The final component is the crema. Add the sour cream to a bowl and mix in zested jalapeno, lime and salt. Mis together and add only enough water to make it just barely runny.

Finally, assemble your beautiful tacos! You can brown your tortillas on the stove for some added tasty detail . Pile your fish on the tortilla, top with slaw, queso if using, avocado (you could always add tomatoes too!), and then drizzle that gorgeous crema and squeeze some quartered limes on top, et voila! I hope this refreshing dish excites your tastes buds and leaves you refreshingly full!

None of the nonsense

What you’ll need:

  • 1-1 1/2 lbs firm white fish, halibut or cod both work beautifully, cut into 2-3 inch pieces

  • Flour

  • 1 avocado for topping

  • 2 limes

  • Canola oil

  • Tortillas

  • Queso (optional)

The batter

  • 12 oz can of light beer

  • 1 cup of flour

  • 1 8oz canister of plain panko

  • 2 tablespoons cornstarch

  • 1 teaspoon salt

  • 1 teaspoon garlic powder (x2)

  • 1/2 teaspoon onion power (x2)

  • 1/2 teaspoons cayenne (I used smoked but regular is fine) (x2)
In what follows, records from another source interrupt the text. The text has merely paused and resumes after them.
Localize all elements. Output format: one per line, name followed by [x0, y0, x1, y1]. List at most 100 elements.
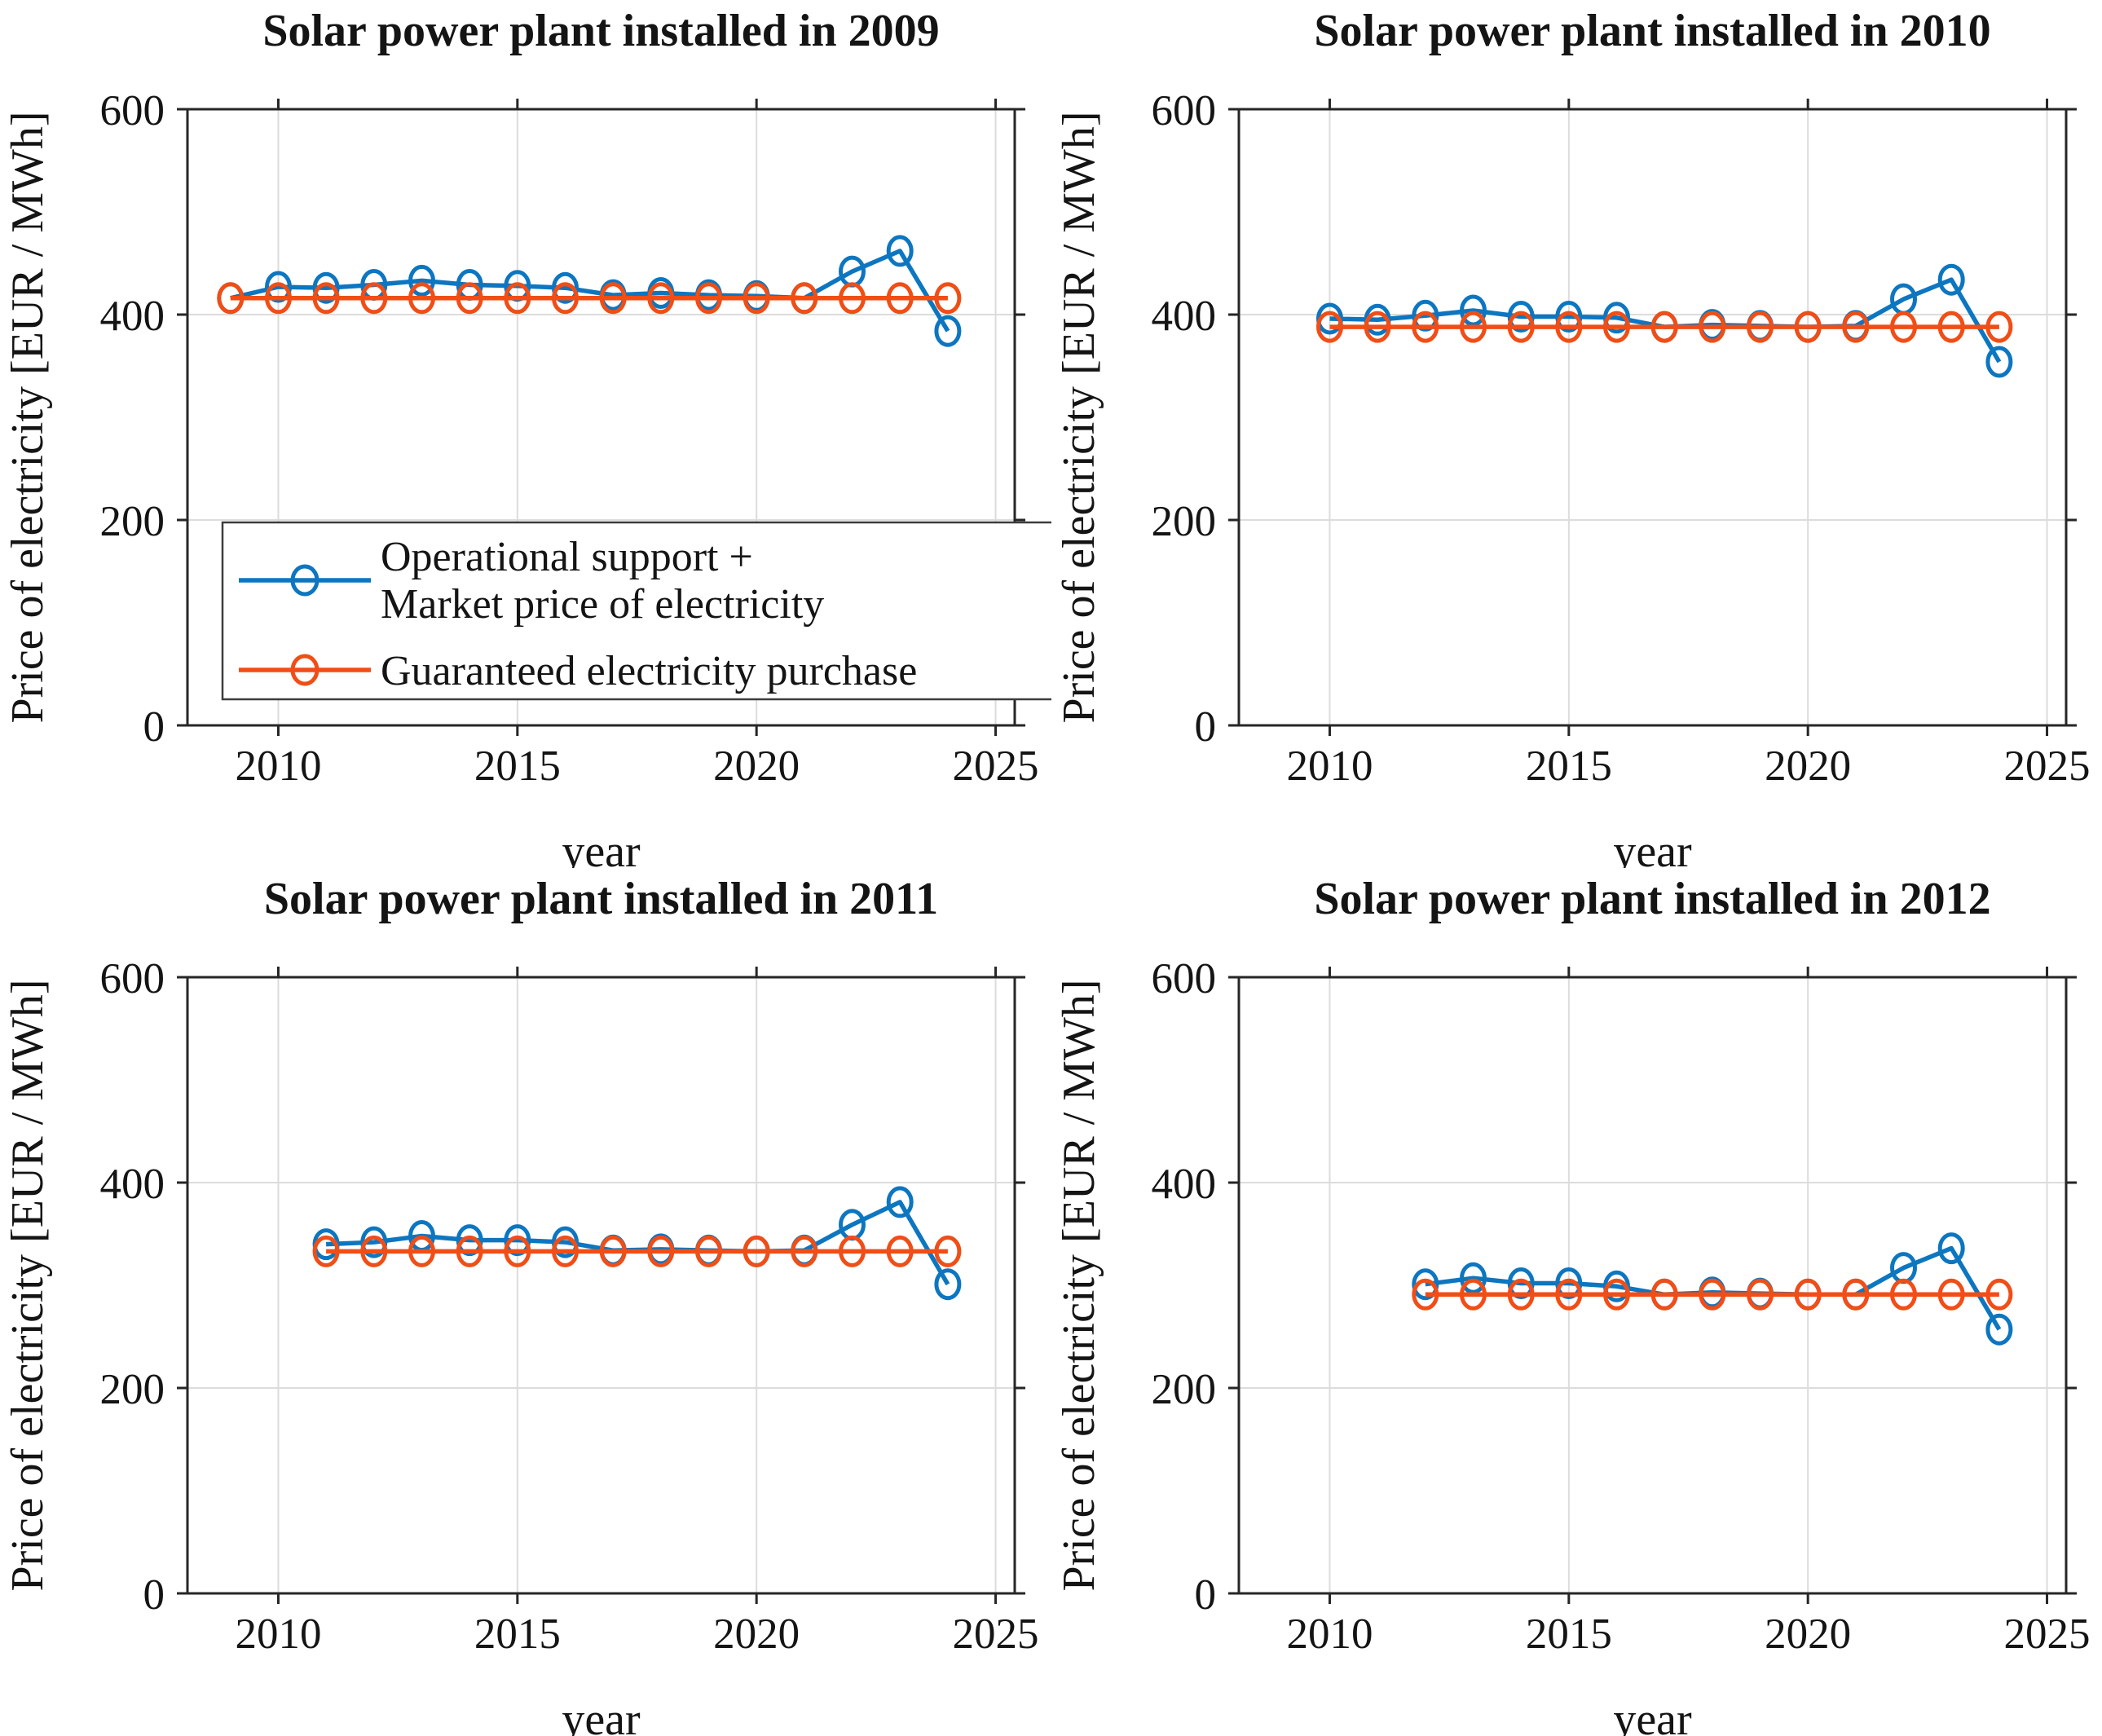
subplot-2009: Solar power plant installed in 2009 0 200 4… [0, 0, 1051, 868]
y-tick-label: 200 [1151, 1366, 1216, 1413]
data-point-marker [1411, 1278, 1439, 1311]
data-point-marker [1459, 294, 1487, 327]
data-point-marker [1459, 1262, 1487, 1294]
data-point-marker [1841, 1278, 1869, 1311]
x-tick-label: 2010 [1286, 742, 1373, 790]
data-point-marker [1937, 263, 1965, 296]
series-line-blue [1329, 277, 2001, 364]
data-point-marker [456, 282, 483, 315]
data-point-marker [1554, 311, 1582, 343]
subplot-2012: Solar power plant installed in 2012 0 200 4… [1051, 868, 2102, 1736]
data-point-marker [1650, 1278, 1678, 1311]
data-point-marker [456, 1235, 483, 1267]
x-tick-label: 2020 [713, 742, 800, 790]
x-tick-label: 2025 [953, 1610, 1039, 1658]
legend-label: Guaranteed electricity purchase [381, 648, 917, 694]
data-point-marker [312, 282, 340, 315]
data-point-marker [1841, 311, 1869, 343]
x-tick-label: 2020 [1765, 1610, 1851, 1658]
data-point-marker [408, 282, 435, 315]
data-point-marker [886, 1186, 914, 1218]
x-axis-label: year [1613, 826, 1692, 868]
x-tick-label: 2010 [1286, 1610, 1373, 1658]
data-point-marker [886, 282, 914, 315]
data-point-marker [695, 1235, 722, 1267]
data-point-marker [1507, 311, 1535, 343]
data-point-marker [695, 282, 722, 315]
data-point-marker [743, 282, 770, 315]
legend-label: Market price of electricity [381, 581, 824, 628]
data-point-marker [1746, 1278, 1774, 1311]
y-axis-label: Price of electricity [EUR / MWh] [1054, 979, 1104, 1591]
chart-title: Solar power plant installed in 2010 [1314, 6, 1990, 56]
data-point-marker [1794, 1278, 1822, 1311]
data-point-marker [1554, 301, 1582, 333]
legend-marker-blue [290, 564, 319, 597]
y-tick-label: 400 [1151, 293, 1216, 340]
data-point-marker [1650, 311, 1678, 343]
legend-marker-orange [290, 654, 319, 686]
data-point-marker [886, 1235, 914, 1267]
data-point-marker [408, 1235, 435, 1267]
data-point-marker [265, 271, 292, 303]
data-point-marker [265, 282, 292, 315]
x-axis-label: year [562, 1694, 641, 1736]
chart-title: Solar power plant installed in 2011 [264, 874, 938, 924]
data-point-marker [552, 1226, 579, 1258]
y-tick-label: 200 [1151, 498, 1216, 545]
y-tick-label: 600 [100, 955, 165, 1002]
data-point-marker [360, 1235, 388, 1267]
x-tick-label: 2020 [1765, 742, 1851, 790]
x-axis-label: year [562, 826, 641, 868]
data-point-marker [839, 1235, 866, 1267]
data-point-marker [1889, 311, 1917, 343]
data-point-marker [504, 282, 531, 315]
data-point-marker [1985, 346, 2012, 378]
data-point-marker [1554, 1267, 1582, 1299]
data-point-marker [1602, 311, 1630, 343]
legend: Operational support +Market price of ele… [221, 521, 1051, 701]
y-tick-label: 200 [100, 1366, 165, 1413]
chart-title: Solar power plant installed in 2012 [1314, 874, 1990, 924]
data-point-marker [934, 1268, 962, 1301]
data-point-marker [312, 1235, 340, 1267]
data-point-marker [934, 1235, 962, 1267]
data-point-marker [1507, 301, 1535, 333]
data-point-marker [599, 282, 627, 315]
legend-label: Operational support + [381, 534, 753, 580]
y-axis-label: Price of electricity [EUR / MWh] [1054, 111, 1104, 723]
data-point-marker [1459, 311, 1487, 343]
data-point-marker [1602, 302, 1630, 334]
chart-2010-svg: Solar power plant installed in 2010 0 200 4… [1054, 6, 2091, 868]
y-tick-label: 400 [100, 293, 165, 340]
subplot-2011: Solar power plant installed in 2011 0 200 4… [0, 868, 1051, 1736]
data-point-marker [1794, 311, 1822, 343]
data-point-marker [1507, 1278, 1535, 1311]
data-point-marker [934, 282, 962, 315]
y-tick-label: 200 [100, 498, 165, 545]
y-tick-label: 0 [143, 1571, 165, 1619]
data-point-marker [360, 282, 388, 315]
data-point-marker [1698, 1278, 1725, 1311]
data-point-marker [1985, 1278, 2012, 1311]
y-axis-label: Price of electricity [EUR / MWh] [2, 979, 53, 1591]
x-tick-label: 2010 [235, 1610, 321, 1658]
data-point-marker [552, 271, 579, 304]
chart-2011-svg: Solar power plant installed in 2011 0 200 4… [2, 874, 1039, 1736]
data-point-marker [1889, 1278, 1917, 1311]
y-axis-label: Price of electricity [EUR / MWh] [2, 111, 53, 723]
x-tick-label: 2010 [235, 742, 321, 790]
data-point-marker [312, 271, 340, 304]
data-point-marker [1364, 311, 1391, 343]
chart-2012-svg: Solar power plant installed in 2012 0 200 4… [1054, 874, 2091, 1736]
y-tick-label: 600 [100, 87, 165, 134]
data-point-marker [504, 1224, 531, 1257]
axis-box [186, 976, 1016, 1595]
data-point-marker [934, 315, 962, 347]
data-point-marker [504, 1235, 531, 1267]
x-tick-label: 2015 [474, 1610, 561, 1658]
data-point-marker [1937, 1278, 1965, 1311]
axis-box [1237, 108, 2067, 727]
data-point-marker [886, 235, 914, 267]
y-tick-label: 600 [1151, 87, 1216, 134]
  • Pinch of red pepper flakes

The slaw

  • 2 cups shredded cabbage (I used store-bought slaw blend)

  • 1/3 cup rice wine vinegar

  • Juice of a lime

  • Zest of half a lime

  • 2-3 tablespoons chopped cilantro

  • 1 tablespoon white sugar

  • 1 tablespoon canola or veggie oil

  • 1 tablespoon zested/micoplaned jalapeno

  • 1/4 teaspoon salt

  • Pinch of red pepper flakes

The crema

  • 1/2 cup sour cream

  • Juice of half a lime

  • 1-2 teaspoons zested/micoplaned jalapeno

  • ~1 teaspoon water (add small amounts until desired texture)

  • Pinch of salt

The process:

The fish

Ensure fish is dry, frozen or fresh, pat dry with a paper towel. Once dried, sprinkle salt and pepper on fish and then sprinkle flour on all surfaces of fish, about 1/4 of a cup.

Next, create your batter. Mix the flour, corn starch, salt, garlic powder, onion powder, cayenne and red pepper flakes together in a bowl. Once mixed, slowly add in the beer and whisk until smooth. In a separate bowl, combine the canister of panko and again add garlic power, onion powder and cayenne, mix until incorporated. Flavors are developed in layers, this recipe is no exception.

Coat the fish in the liquid batter, remove and allow excess to drip off for a second, then dip into the panko to cover. Repeat until all fish is coated. In a heavy bottomed, deep pan, add ~2 inches of oil and heat to around 300f or when you can drop batter into the oil and it immediately bubbles. Add fish, laying it in the oil away from you always to avoid splash back. Cook 3-4 minutes per side or until golden brown and crispy.

Once cooked, remove fish from the oil and place on a cooling rack. Repeat these steps in batches until all fish is cooked.

Meanwhile, create the slaw. Combine all ingredients except for the cabbage in a small bowl. Zesting the jalapeno allows for a nice fresh kick in the slaw without it being overwhelming. Once mixed, drizzle over cabbage until desired dressing is reached, stir to combine. This will not be super saturated, that would take away from the texture of the cabbage itself.

The final component is the crema. Add the sour cream to a bowl and mix in zested jalapeno, lime and salt. Mis together and add only enough water to make it just barely runny.

Finally, assemble your beautiful tacos! You can brown your tortillas on the stove for some added tasty detail . Pile your fish on the tortilla, top with slaw, queso if using, avocado (you could always add tomatoes too!), and then drizzle that gorgeous crema and squeeze some quartered limes on top, et voila! Enjoy!